Я беспокоился о нем и из-за него. Боялся, что он прямо сейчас может сорваться самым ужасным образом. Поэтому я заговорил намеренно спокойно:
- Она правда так крепко привязана к тебе? Когда ты говоришь, что не можешь оставить ее…
- О да, она меня любит, - ответил Отто. - Думаю, я первое существо, которое она полюбила по-настоящему. Возможно, она способна любить лишь калибанов. Я для нее и отец, и брат, и сын, и любовник. Но это еще не все. Я ужасно жалею ее. И это почему-то не позволяет мне покинуть ее. Что с ней станется? К тому же я не выношу ее слез, они нестерпимы. Я словно сострадаю в ее лице всем скорбям мира.
- Ты можешь сострадать им в чьем угодно лице, - нетерпеливо возразил я. - Ты жалеешь ее… и все же она - твой порок?
- Знаешь, это все тесно связано, - сказал Отто. - Скорбь, уход, смятение, грех. Я не могу достичь ее высот отчаяния, поскольку презираю ее, когда жалею. Думаю, и тут дело тоже во мне. Я чувствую себя жертвой, растяпой и грешником одновременно. Ах, если б только все это разделить! Вот что я имел в виду, когда говорил об отказе от выпивки.
- Чтобы страдать, но в чистом виде, без утешения?
- Да, страдать как животное. Это было бы божественно. Но невозможно. "Кто согласился бы средь горших мук, терпя стократ несноснейшую боль, мышление утратить, променять сознание, способное постичь, измерить вечность…" Утратить мышление, способное постичь вечность, - вот в чем беда. Это падший ангел сказал.

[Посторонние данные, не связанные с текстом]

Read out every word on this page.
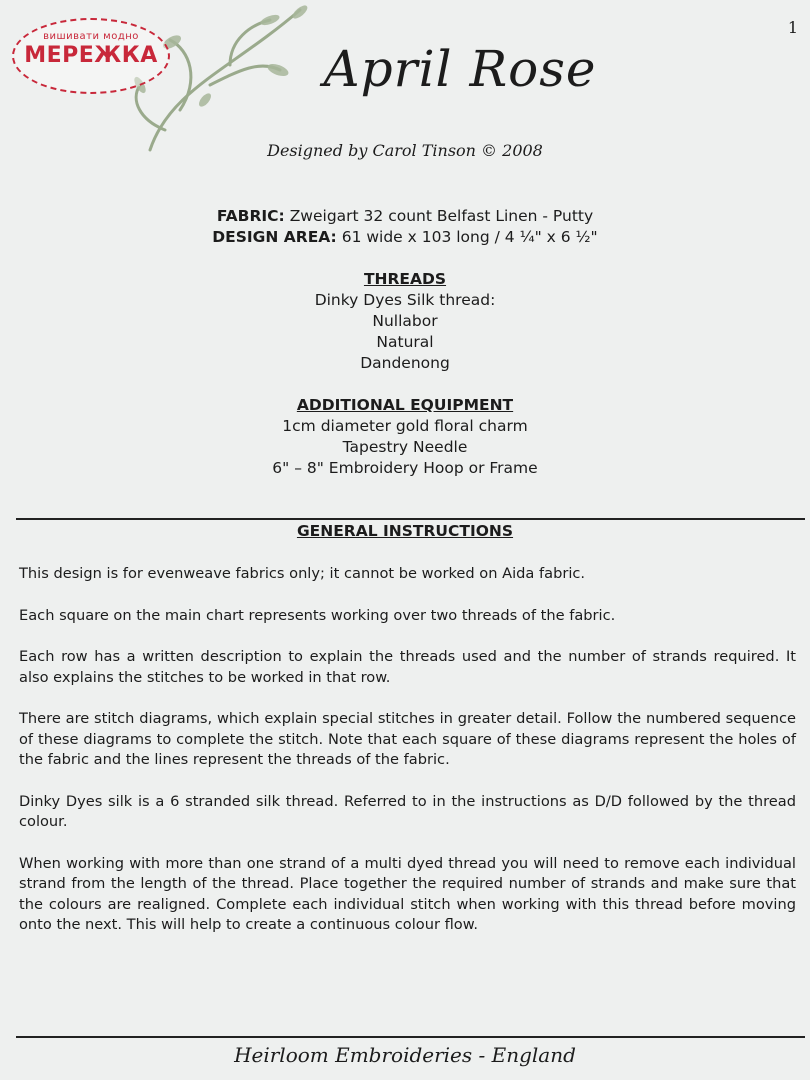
1
вишивати модно
МЕРЕЖКА	April Rose
Designed by Carol Tinson © 2008
FABRIC: Zweigart 32 count Belfast Linen - Putty
DESIGN AREA: 61 wide x 103 long / 4 ¼" x 6 ½"
THREADS
Dinky Dyes Silk thread:
Nullabor
Natural
Dandenong
ADDITIONAL EQUIPMENT
1cm diameter gold floral charm
Tapestry Needle
6" – 8" Embroidery Hoop or Frame
GENERAL INSTRUCTIONS

This design is for evenweave fabrics only; it cannot be worked on Aida fabric.

Each square on the main chart represents working over two threads of the fabric.

Each row has a written description to explain the threads used and the number of strands required. It also explains the stitches to be worked in that row.

There are stitch diagrams, which explain special stitches in greater detail. Follow the numbered sequence of these diagrams to complete the stitch. Note that each square of these diagrams represent the holes of the fabric and the lines represent the threads of the fabric.

Dinky Dyes silk is a 6 stranded silk thread. Referred to in the instructions as D/D followed by the thread colour.

When working with more than one strand of a multi dyed thread you will need to remove each individual strand from the length of the thread. Place together the required number of strands and make sure that the colours are realigned. Complete each individual stitch when working with this thread before moving onto the next. This will help to create a continuous colour flow.

Heirloom Embroideries - England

- Полагаю, правильнее было бы страдать подобно непадшему ангелу. Но возможно, ты и прав: в нашем воображении животное страдание наиболее близко к подлинному. Однако ты рассуждаешь как метафизик, Отто. Думай о ней проще. Она немного… странная, ты согласен?
- Ты имеешь в виду "безумная", "ненормальная"? Но мне так не кажется. Она, по-видимому, воображает себя другими, страдающими людьми и очень переживает. Иногда говорит странные вещи. Дэвид передавал их мне. Но это не безумие. Больше похоже, что безумны мы, те, кто этого не делает.
- Говоришь, Левкин передавал тебе… но разве сам ты с ней не разговаривал?
- Ну да, мы совсем не разговариваем. А впрочем, это не так: мы шутим.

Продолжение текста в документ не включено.